Caffe: MNIST Autoencoder Example hangs on data layer lock

Created on 6 Sep 2015 · 11Comments · Source: BVLC/caffe

Hi, All

I'm running 5367a1af5dc8a56a284b7f1c67efce097871955a and running the mnist Autoencoder example just hangs. I have a very vanilla setup compiled on ubuntu 14.04 using cuda 7.0.

bug

Source

andykitchen

Most helpful comment

A temporary workaround in this case would be to rename the source in the "test-on-train" data layer to:

source: "./examples/mnist/mnist_train_lmdb"

vs.

source: "examples/mnist/mnist_train_lmdb"

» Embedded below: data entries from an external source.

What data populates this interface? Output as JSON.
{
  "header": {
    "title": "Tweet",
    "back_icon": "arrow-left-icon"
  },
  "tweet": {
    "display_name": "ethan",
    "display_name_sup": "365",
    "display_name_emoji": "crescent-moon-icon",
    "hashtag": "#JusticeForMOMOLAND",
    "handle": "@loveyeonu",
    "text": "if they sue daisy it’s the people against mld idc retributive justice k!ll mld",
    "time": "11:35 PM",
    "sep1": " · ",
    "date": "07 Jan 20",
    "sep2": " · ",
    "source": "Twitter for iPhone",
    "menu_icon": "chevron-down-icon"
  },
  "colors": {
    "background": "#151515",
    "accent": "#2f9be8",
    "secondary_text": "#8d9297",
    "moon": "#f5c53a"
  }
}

The problem was introduced by the MultiGPU extension, particularly in bcc8f50a95ecad954d1887f3fb273eaa298e2274 partly as a result of lines 23-29 in data_reader.cpp:

string key = source_key(param);
weak_ptr<Body>& weak = bodies_[key];
body_ = weak.lock();
if (!body_) {
  body_.reset(new Body(param));
  bodies_[key] = weak_ptr<Body>(body_);
}

Only one Body object is created per data source (the "key" being the path to the source/lmdb, hence the workaround), and for some reason this prevents the "test-on-train" data layer during setup from completing Datum& datum = *(reader_.full().peek()) in DataLayer<Dtype>::DataLayerSetUp().

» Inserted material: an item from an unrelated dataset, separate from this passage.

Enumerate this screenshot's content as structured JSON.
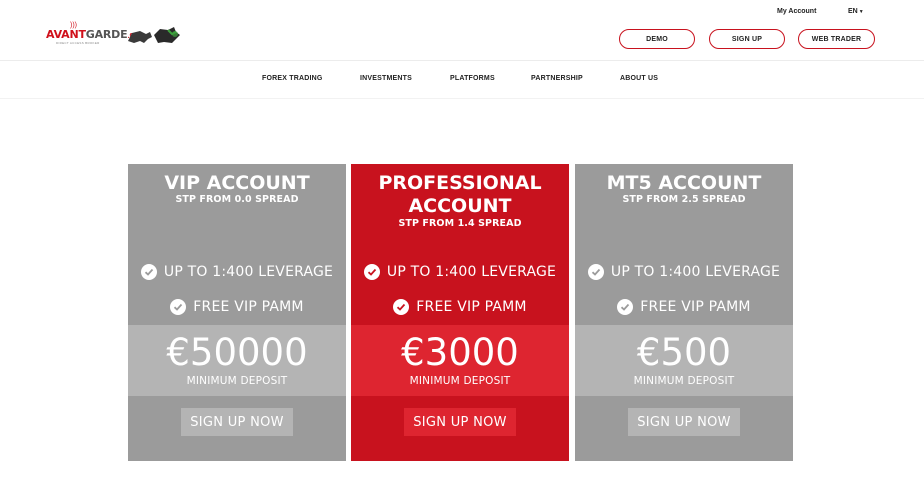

I have a rough patch that I could PR in, unless the people who were involved with that branch (@cypof, @ronghanghu) would prefer to take a crack at addressing it. Basically, it uses an additional layer parameter to override the "one Body per data source" restriction, but there's probably a more principled way to address this.

mohomran on 16 Sep 2015

👍2

All 11 comments

the problem is not present in 8181870b9ac330a094ab0f8d53f54a0202f697a0 I'm using that version currently

andykitchen on 6 Sep 2015

Same here. Curious: what Cuda Toolkit version are you using? I'm using 5.5, for which this older commit works out of the box (as opposed to having to throw away some multi-GPU code blocks in a C++ file with the following commits).

rdipietro on 8 Sep 2015

I also can confirm this issue.

Additionally, the MNIST autoencoder does not work with leveldb because the TRAIN datalayer locks train_leveldb.

nik-ko on 16 Sep 2015

👍1

A temporary workaround in this case would be to rename the source in the "test-on-train" data layer to:

source: "./examples/mnist/mnist_train_lmdb"

vs.

source: "examples/mnist/mnist_train_lmdb"

The problem was introduced by the MultiGPU extension, particularly in bcc8f50a95ecad954d1887f3fb273eaa298e2274 partly as a result of lines 23-29 in data_reader.cpp:

string key = source_key(param);
weak_ptr<Body>& weak = bodies_[key];
body_ = weak.lock();
if (!body_) {
  body_.reset(new Body(param));
  bodies_[key] = weak_ptr<Body>(body_);
}

mohomran on 16 Sep 2015

👍2

@rdipietro I was using CUDA 7.0, which was the newest at the time. 8181870b9ac330a094ab0f8d53f54a0202f697a0 compiles out of the box for me with CUDA 7.0

andykitchen on 17 Sep 2015

I can confirm this bug as well. adding "./" to the source resolves the issue.